Je l’adapte très légèrement en changeant deux, trois  mots ou des références. J’écris de manière à pouvoir raconter ça un peu partout. L’idée est de ne pas complètement être dans la merde une fois que je quitte Paris. Lorsque je suis parti en Corée-du-Sud, on m’a dit que je pouvais parler politique mais pas de sexe. Mais ça a été exactement l’inverse, lorsque je parlais de sexe, toute la salle se marrait. J’ai essayé de parler de Kim Jong Eun, ce n’est pas passé…

Tu penses qu’il existe un humour à vocation universelle ?

Ce qui est universel, ce sont les références. Dans certains pays, des choses sont peut-être un peu en retard et qui ont des tabous sur le sexe par exemple. Il y a une forme d’humour qui est universelle. Après si tu fais des blagues sur les politiques ou les sujets d’actu, ça ne sera pas les mêmes partout.

Qu’évoques-tu de manière générale dans ton spectacle ?

Je parle surtout d’actualité. Il y aura toujours des problèmes de racisme, xénophobie, d’homophobie, de guerre.

Les parties évoquant ta grand-mère raciste, ton frère qui a fait son coming out sont-ils basés sur ta vie où est-ce fictif ? Ont-ils vu ton spectacle ?

Tout est réel. Ils sont venus voir mon spectacle. Ils aiment bien. Ils savent que j’ai galéré pendant longtemps. J’ai dit que ma grand-mère était raciste sur Youtube et elle a grillé, mais bon c’est pas de ma faute. Mon frère, je lui avais demandé la permission avant. Et il était très content que je parle de lui.

As-tu eu des retours au sein de ta famille ou parmi ton public, sur certains sujets comme le racisme et l’homophobie ?

Cela n’a pas changé ma grand-mère. Mon frère a bien vu que je défendais les droits des homosexuels et il était très content. En ce qui concerne les fans, effectivement, j’ai eu quelques expériences. Certains se reconnaissent et viennent me parler de ça.

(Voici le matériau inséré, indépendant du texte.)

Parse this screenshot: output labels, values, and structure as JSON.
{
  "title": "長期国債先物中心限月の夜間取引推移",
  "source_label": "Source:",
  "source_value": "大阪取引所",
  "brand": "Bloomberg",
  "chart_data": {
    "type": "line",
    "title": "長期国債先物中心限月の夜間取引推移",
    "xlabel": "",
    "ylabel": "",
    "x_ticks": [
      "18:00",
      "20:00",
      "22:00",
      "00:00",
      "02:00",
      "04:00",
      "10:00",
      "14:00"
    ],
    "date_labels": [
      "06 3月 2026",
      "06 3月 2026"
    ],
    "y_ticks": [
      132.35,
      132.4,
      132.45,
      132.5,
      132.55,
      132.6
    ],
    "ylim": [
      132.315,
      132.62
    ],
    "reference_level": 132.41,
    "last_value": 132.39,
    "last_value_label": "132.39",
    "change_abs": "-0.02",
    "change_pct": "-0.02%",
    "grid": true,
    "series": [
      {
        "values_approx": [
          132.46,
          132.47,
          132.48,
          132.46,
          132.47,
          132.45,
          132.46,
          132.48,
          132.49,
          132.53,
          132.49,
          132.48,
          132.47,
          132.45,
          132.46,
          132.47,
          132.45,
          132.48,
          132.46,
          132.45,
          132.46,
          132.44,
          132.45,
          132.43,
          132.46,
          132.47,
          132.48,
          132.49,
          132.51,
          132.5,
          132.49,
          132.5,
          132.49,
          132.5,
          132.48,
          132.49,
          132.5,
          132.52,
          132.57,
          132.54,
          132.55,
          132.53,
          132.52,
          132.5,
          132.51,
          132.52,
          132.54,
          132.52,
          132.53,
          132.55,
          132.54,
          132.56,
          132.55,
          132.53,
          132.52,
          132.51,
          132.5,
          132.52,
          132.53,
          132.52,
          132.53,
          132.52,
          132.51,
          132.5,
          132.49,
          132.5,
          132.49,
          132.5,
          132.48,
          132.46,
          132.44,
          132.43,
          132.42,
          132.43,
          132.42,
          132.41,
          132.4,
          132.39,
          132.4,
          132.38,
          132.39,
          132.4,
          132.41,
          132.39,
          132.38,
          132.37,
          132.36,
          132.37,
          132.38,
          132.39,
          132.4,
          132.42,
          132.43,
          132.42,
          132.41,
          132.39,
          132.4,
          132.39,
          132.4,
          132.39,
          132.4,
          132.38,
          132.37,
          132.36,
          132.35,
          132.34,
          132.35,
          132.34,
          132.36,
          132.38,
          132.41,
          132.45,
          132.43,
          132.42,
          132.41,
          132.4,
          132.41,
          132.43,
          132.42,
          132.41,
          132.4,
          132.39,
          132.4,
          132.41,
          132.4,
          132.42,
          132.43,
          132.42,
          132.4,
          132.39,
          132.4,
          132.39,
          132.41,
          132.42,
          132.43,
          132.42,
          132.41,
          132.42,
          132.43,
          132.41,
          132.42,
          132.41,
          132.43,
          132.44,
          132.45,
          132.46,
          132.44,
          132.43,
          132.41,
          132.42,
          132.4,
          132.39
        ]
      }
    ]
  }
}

 Si tu devais acheter une place pour aller voir le spectacle d’un humoriste ?

C’est pour Blanche que je paierais ma place avec plaisir. Elle fait du bon stand-up.

Comment as-tu atterri dans l’humour ?

J’ai commencé par la musique et après 12 ans d’échecs répétés, je me suis demandé ce que j’aimais faire et je me suis souvenu que j’aimais faire ça. J’aime bien écrire et c’était donc un moyen de m’exprimer. J’ai débuté en avril 2012 au Chinchmam Comedy Club, en jouant du stand-up et ça m’a donné envie de continuer. Pour les études, on m’avait fait sauter une classe. Dans les années 80, on faisait sauter des classes. J’ai eu mon bac à 16 ans et demi.

Qu’est-ce que tu as fait ensuite ?

J’ai fait deux ans d’arts graphiques mais je ne suis pas allé au bout.  Je m’ennuyais trop en classe et je ne me voyais pas passer des années entières en cours pour m’assoir et de mémoriser des trucs. J’avais plein d’autres choses à faire. Puis j’ai vu qu’il n’y a pas une vraie sécurité de l’emploi avec un diplôme. C’est encore pire dans des pays comme les Etats-Unis où tu payes des sommes incroyables pour leurs études alors qu’ils ne sont même pas certains d’avoir de travail après.

Tes pronostics pour la coupe du monde ?

Alors là,  aucune idée. Il n’y a même pas une équipe que je vais supporter. Le foot, ce n’est vraiment pas mon truc.

Quels sont tes projets ?

Je pense que je vais passer l’été à Paris à faire du stand-up pour préparer un éventuel spectacle. Je joue en ce moment au Paname-Art Café.